I can’t help but wonder whether Sir Francis’s firm views contributed to his political downfall. What he brought to the table was the very idea that we could make things better for ourselves by observing the world around us and drawing conclusions, and that included the way things were run. This surely threatened the status quo.
Regardless, it’s fair to say that Sir Francis shook things up, and for centuries to come. I have to stop here for a moment just so that we can really put into context how important his contributions were.
Did Sir Francis Bacon invent the scientific method during the early 17th century? Not precisely, but he certainly shaped it into something that looks like what we use today, and probably more so than any other one person, ever.
All of the modern technology we’re using, including how we feed so many people, how lives are saved and extended, and everything good and bad that goes along with all that owes its existence to the scientific method, and nobody pushed the scientific method further along than Sir Francis.
His insistence upon observation to corroborate theory seems obvious to us today, but the conditions to run controlled experiments weren’t always so easy to attain prior to the industrial revolution, and Aristotle still carried an absurd amount of credibility among scholars.
Instead of divining ideas through pure reason, Sir Francis instead suggested forming and testing a hypothesis, and then—and here’s the key part—actually looking at what happened in order to decide whether the hypothesis might be wrong.
If it disagreed with experiment, it should immediately be thrown out or revised.
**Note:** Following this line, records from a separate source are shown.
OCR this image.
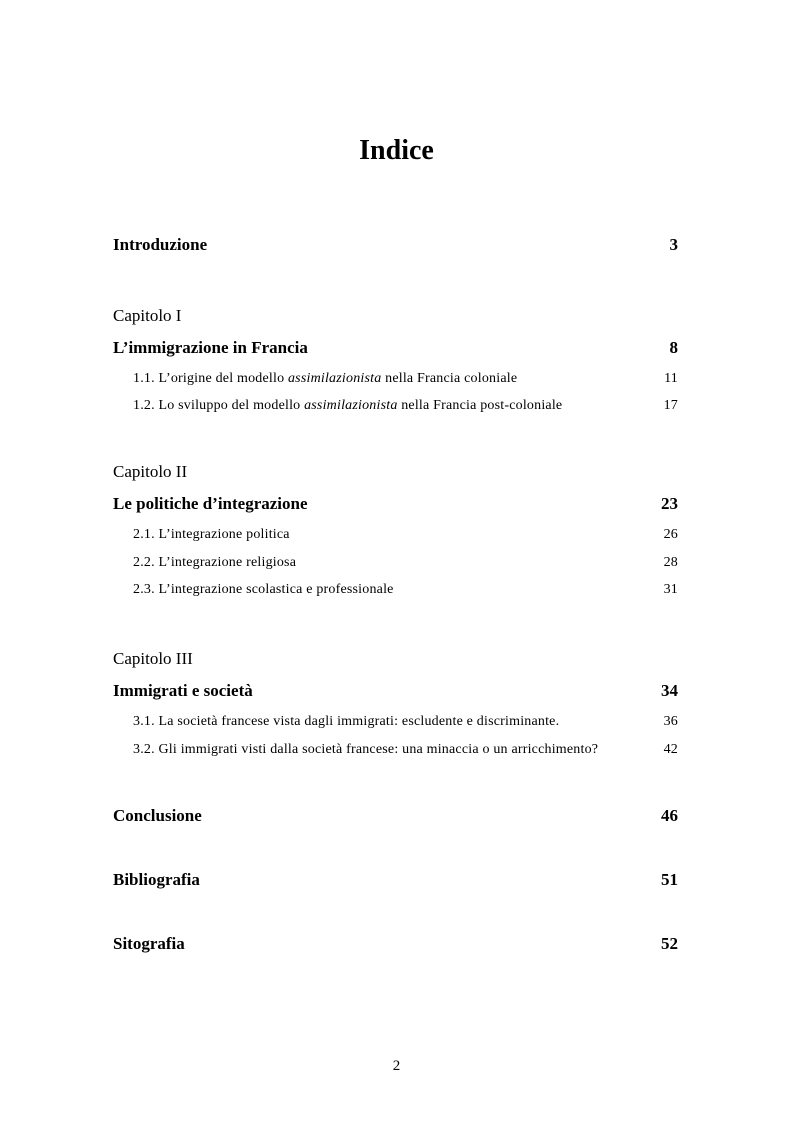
Indice
Introduzione	3
Capitolo I
L’immigrazione in Francia	8
1.1. L’origine del modello assimilazionista nella Francia coloniale	11
1.2. Lo sviluppo del modello assimilazionista nella Francia post-coloniale	17
Capitolo II
Le politiche d’integrazione	23
2.1. L’integrazione politica	26
2.2. L’integrazione religiosa	28
2.3. L’integrazione scolastica e professionale	31
Capitolo III
Immigrati e società	34
3.1. La società francese vista dagli immigrati: escludente e discriminante.	36
3.2. Gli immigrati visti dalla società francese: una minaccia o un arricchimento?	42
Conclusione	46
Bibliografia	51
Sitografia	52
2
Bias (“idols”, as Sir Francis called them) should be identified and thrown out. No cherry-picking would be allowed.
Sir Francis sums it up in his Novum Organum, published just one year before his brief imprisonment:
For man, being the servant and interpreter of nature, can do and understand so much and so much only as he has observed in fact or in thought of the course of nature: beyond this he neither knows anything nor can do anything.
Now, I don’t want to oversell Sir Francis’s contributions here. There were plenty of other incremental steps along the way, including polymaths from the Islamic Golden Age like Al Kindi and Ibn al-Haytham (“Alhazen” to western ears). It’s been refined since Sir Francis’s time, too, so the way we do science has been a slow evolutionary journey with hundreds of contributors.
Still, nobody pushed the scientific method as far as Sir Francis, and I’m grateful for what this method of thinking has done for the world so far.
After leaving political life, Sir Francis felt free to pursue his intellectual pursuits with full aplomb. In a way, this mirrors Francis the painter’s painful expulsion from home at age 16. Both Bacons suffered during these experiences, but both were also liberated afterward.
Both Bacons seemed to be interested in the hidden aspects of life, and of challenging convention with boldness, not fear. Both Bacons were scarred by controversy, and both ultimately provoked a lot of interesting conversations.
Both might be connected by family lineage, too!
Amongst people who don't believe William Shakespeare wrote his own stuff (less common than in the past), Bacon is considered one of the leading candidates for the authorship. The much beloved "Peabody's Improbable History" of "Rocky and Bullwinkle" riffed on this amusingly by showing Bacon interfering with a "Romeo and Juliet" production gone wrong. ("Bacon!" "With eggs!" (throws them). "SCTV" did something similar with their later sketch "Shake 'n' Bake".
I have a friend in London who's writing a book on the second Bacon.
As to Bacon the First, as David P pointed out in his comment, he might well be the real Shakespeare (although I tend to favour Marlowe or the Earl of Oxford as more plausible candidates.)